Navigating the pandemic imaginatively

2022 HIGHLIGHTS

Montreal-led global study helps explain vaccination rates and hesitancy

A Montreal-led international survey of global attitudes around the COVID-19 pandemic is looking closely at what drives people to become vaccinated against the virus and what motivates those who are still avoiding it.

“The largest drivers behind people getting vaccinated are all altruistic,” says Simon Bacon, professor of health, kinesiology and applied physiology and one of the survey’s principal investigators. “There is a feeling that they are doing the right thing. In contrast, those who are unvaccinated are more concerned about the vaccine’s safety and efficacy and whether vaccination will allow them to go to events.”

The data shows that coercive methods to increase vaccination rates, such as vaccine passports, are generally popular in Canada. However, they may not be as effective at boosting vaccination rates because they don’t counter fears that the vaccine is either ineffective or unsafe.

COVID-19 is not influenza but offers lessons on beating it

In a paper published in the journal Frontiers in Public Health, two Concordia researchers and their colleagues showed the number of flu cases in Canada, the United States, Australia and Brazil dropped significantly in 2020-21 — thanks to COVID-19. The authors found a clear relationship between the implementation of COVID-mitigation measures, such as hand-washing, masking and social distancing, and a decline in the spread of the annual flu in the northern hemisphere.

“We also observed that as COVID-19 cases went up and down in different ways, influenza was basically annulled across both the north and south hemispheres. That speaks volumes about how contagious COVID-19 is compared to influenza,” says Jovana Stojanovic, a postdoctoral fellow in health, kinesiology and applied physiology and the paper’s lead author.

Mitch Mitchell

Fine arts faculty and staff step up for students

Elaine Denis, a studio arts technician, worked with a team of faculty and staff over the summer to prepare five different take-home kits, designed for both in-person and remote-learning contexts, for nine sections of the Fibres and Material Practices program. Denis personally delivered half a dozen kits to students around Montreal and the Eastern Townships region in Quebec at the start of the fall 2021 term.

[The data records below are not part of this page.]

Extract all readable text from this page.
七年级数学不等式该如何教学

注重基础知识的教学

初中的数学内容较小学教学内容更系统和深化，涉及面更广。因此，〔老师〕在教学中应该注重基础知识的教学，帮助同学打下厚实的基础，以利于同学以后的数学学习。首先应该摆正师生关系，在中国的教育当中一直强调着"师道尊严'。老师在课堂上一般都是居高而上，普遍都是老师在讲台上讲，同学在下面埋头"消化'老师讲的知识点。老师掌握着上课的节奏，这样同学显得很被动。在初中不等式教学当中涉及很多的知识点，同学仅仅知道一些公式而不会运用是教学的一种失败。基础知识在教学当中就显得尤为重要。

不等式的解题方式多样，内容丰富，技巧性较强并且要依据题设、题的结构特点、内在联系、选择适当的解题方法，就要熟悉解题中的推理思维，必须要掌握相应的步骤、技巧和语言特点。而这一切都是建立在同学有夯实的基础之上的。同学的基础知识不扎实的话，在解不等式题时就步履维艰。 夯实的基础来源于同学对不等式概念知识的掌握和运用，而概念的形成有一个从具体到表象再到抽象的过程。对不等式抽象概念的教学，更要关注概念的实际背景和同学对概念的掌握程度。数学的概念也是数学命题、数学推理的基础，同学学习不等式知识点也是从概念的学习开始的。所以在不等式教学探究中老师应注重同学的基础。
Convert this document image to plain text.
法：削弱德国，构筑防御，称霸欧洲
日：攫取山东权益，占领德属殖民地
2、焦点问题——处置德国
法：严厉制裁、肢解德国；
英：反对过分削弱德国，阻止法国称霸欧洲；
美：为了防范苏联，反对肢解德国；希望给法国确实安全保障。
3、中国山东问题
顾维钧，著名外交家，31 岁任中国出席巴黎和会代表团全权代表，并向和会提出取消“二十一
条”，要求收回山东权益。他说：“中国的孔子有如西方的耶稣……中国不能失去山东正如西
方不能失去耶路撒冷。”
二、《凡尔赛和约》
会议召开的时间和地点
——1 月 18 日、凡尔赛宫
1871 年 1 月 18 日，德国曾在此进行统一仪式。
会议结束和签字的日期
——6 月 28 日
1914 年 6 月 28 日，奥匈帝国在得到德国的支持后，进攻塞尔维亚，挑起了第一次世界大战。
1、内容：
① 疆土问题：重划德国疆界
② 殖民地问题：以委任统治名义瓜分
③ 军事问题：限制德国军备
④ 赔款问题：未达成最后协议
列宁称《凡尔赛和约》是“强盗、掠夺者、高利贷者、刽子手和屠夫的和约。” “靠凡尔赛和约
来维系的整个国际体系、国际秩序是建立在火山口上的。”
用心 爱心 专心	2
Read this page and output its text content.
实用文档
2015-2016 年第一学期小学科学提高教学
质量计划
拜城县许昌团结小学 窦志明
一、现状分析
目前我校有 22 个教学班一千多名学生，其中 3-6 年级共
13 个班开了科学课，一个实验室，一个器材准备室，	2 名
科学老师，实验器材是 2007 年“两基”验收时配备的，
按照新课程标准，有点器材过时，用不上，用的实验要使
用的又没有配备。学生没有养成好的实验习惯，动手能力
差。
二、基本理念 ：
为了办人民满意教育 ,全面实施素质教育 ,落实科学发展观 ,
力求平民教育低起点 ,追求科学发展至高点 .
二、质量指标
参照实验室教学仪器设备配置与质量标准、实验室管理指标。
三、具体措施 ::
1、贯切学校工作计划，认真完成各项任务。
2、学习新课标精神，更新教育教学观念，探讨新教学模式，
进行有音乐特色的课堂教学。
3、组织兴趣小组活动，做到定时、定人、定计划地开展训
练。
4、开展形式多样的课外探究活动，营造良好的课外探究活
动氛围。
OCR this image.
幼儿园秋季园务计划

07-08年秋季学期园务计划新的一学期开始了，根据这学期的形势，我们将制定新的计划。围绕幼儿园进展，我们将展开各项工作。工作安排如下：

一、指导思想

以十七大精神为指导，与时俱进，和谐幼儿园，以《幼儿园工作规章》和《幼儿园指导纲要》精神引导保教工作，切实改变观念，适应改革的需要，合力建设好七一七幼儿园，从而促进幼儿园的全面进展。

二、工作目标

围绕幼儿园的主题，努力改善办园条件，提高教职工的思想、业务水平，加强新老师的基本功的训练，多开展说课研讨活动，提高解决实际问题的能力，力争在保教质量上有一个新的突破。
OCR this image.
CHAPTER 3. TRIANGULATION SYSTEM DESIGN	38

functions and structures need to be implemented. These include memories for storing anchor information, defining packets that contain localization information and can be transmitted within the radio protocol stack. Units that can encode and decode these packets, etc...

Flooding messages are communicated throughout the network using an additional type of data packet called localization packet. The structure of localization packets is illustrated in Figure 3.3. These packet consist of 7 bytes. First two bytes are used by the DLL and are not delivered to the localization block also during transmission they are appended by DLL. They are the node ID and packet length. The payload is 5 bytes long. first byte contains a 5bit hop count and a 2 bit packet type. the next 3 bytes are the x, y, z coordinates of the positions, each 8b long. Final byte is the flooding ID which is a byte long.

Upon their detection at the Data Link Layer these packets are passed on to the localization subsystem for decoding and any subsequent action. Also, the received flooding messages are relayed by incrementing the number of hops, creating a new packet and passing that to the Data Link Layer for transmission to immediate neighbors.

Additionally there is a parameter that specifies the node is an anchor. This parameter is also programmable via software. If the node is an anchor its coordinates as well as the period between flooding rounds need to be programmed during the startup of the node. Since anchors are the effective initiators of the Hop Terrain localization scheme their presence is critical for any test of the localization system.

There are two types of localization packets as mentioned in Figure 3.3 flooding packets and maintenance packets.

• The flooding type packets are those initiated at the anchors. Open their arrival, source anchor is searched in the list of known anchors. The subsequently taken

Mitch Mitchell, an interdisciplinary artist and associate professor of print media of studio arts, sought to figure out if there was a better, more efficient and costeffective way of producing a tabletop printmaking press for students during the university lockdown, since the on-campus presses were not available.

“I set out to redesign the press from the ground up,” he says. “The result is a far cheaper, smaller, lighter, more efficient and easy-to-make press than is commercially available — the only one available with its specs in Canada.”